If I have a divisible abelian group (i.e $\mathbb{Z}$-injective) $D$ and I take an arbitrary group $G$, and then I give $D$ the trivial $G$ action, then will $D$ be an injective $\mathbb{Z}[G]$-module?
Thank you
If I have a divisible abelian group (i.e $\mathbb{Z}$-injective) $D$ and I take an arbitrary group $G$, and then I give $D$ the trivial $G$ action, then will $D$ be an injective $\mathbb{Z}[G]$-module?
Thank you
This statement is false. Let $T$ be the infinite cyclic group with generator $t\in T$. Then I claim that nontrivial abelian group $M$ with the trivial $T$-action cannot be an injective $T$-module. (By $T$-module I mean a $\mathbb{Z}[T]$ module.)
Let $M$ be a nontrivial abelian group with trivial $T$-action. Then $M$ is injective as a $T$ module if and only if the functor $\mathrm{Hom}_T(-,M)$ is an exact functor. To show that this is not the case, it is sufficient to show that $\mathrm{Ext}^1_T(\mathbb{Z},M)\not= 0$. This can be computed using the projective $T$-resolution $0\to \mathbb{Z}[T]\xrightarrow{t-1}\mathbb{Z}[T]\xrightarrow{\epsilon}\mathbb{Z}\to 0$ where $\epsilon$ is the augmentation map.

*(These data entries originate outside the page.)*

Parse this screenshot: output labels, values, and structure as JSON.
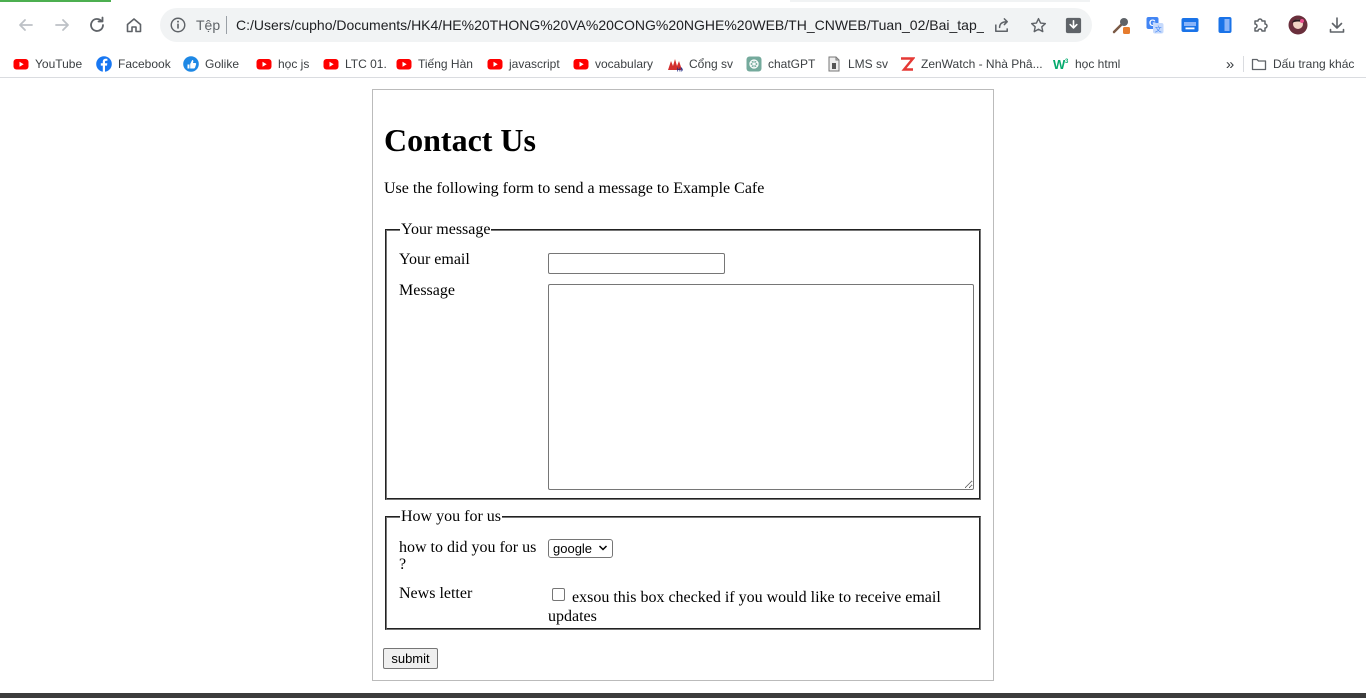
{
  "browser": {
    "omnibox": {
      "scheme_label": "Tệp",
      "url": "C:/Users/cupho/Documents/HK4/HE%20THONG%20VA%20CONG%20NGHE%20WEB/TH_CNWEB/Tuan_02/Bai_tap_15/..."
    },
    "accent_color": "#4caf50"
  },
  "bookmarks": {
    "items": [
      {
        "label": "YouTube",
        "icon": "youtube-icon"
      },
      {
        "label": "Facebook",
        "icon": "facebook-icon"
      },
      {
        "label": "Golike",
        "icon": "golike-icon"
      },
      {
        "label": "học js",
        "icon": "youtube-icon"
      },
      {
        "label": "LTC 01.",
        "icon": "youtube-icon"
      },
      {
        "label": "Tiếng Hàn",
        "icon": "youtube-icon"
      },
      {
        "label": "javascript",
        "icon": "youtube-icon"
      },
      {
        "label": "vocabulary",
        "icon": "youtube-icon"
      },
      {
        "label": "Cổng sv",
        "icon": "university-icon"
      },
      {
        "label": "chatGPT",
        "icon": "chatgpt-icon"
      },
      {
        "label": "LMS sv",
        "icon": "document-icon"
      },
      {
        "label": "ZenWatch - Nhà Phâ...",
        "icon": "zenwatch-icon"
      },
      {
        "label": "học html",
        "icon": "w3schools-icon"
      }
    ],
    "more_label": "»",
    "other_label": "Dấu trang khác"
  },
  "page": {
    "title": "Contact Us",
    "description": "Use the following form to send a message to Example Cafe",
    "message_fieldset": {
      "legend": "Your message",
      "email_label": "Your email",
      "email_value": "",
      "message_label": "Message",
      "message_value": ""
    },
    "source_fieldset": {
      "legend": "How you for us",
      "source_label": "how to did you for us ?",
      "source_selected": "google",
      "newsletter_label": "News letter",
      "newsletter_checked": false,
      "newsletter_text": "exsou this box checked if you would like to receive email updates"
    },
    "submit_label": "submit"
  }
}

Using this, one easily shows that $\mathrm{Ext}^1_T(\mathbb{Z},M) \cong M_T$, where $M_T$ is the module of coinvariants. Since $M$ has the trivial action, $M_T\cong M$ and $M$ is nonzero by assumption. (This of course is the usual group cohomology $H^1(T,M)$.) Hence $M$ cannot be injective.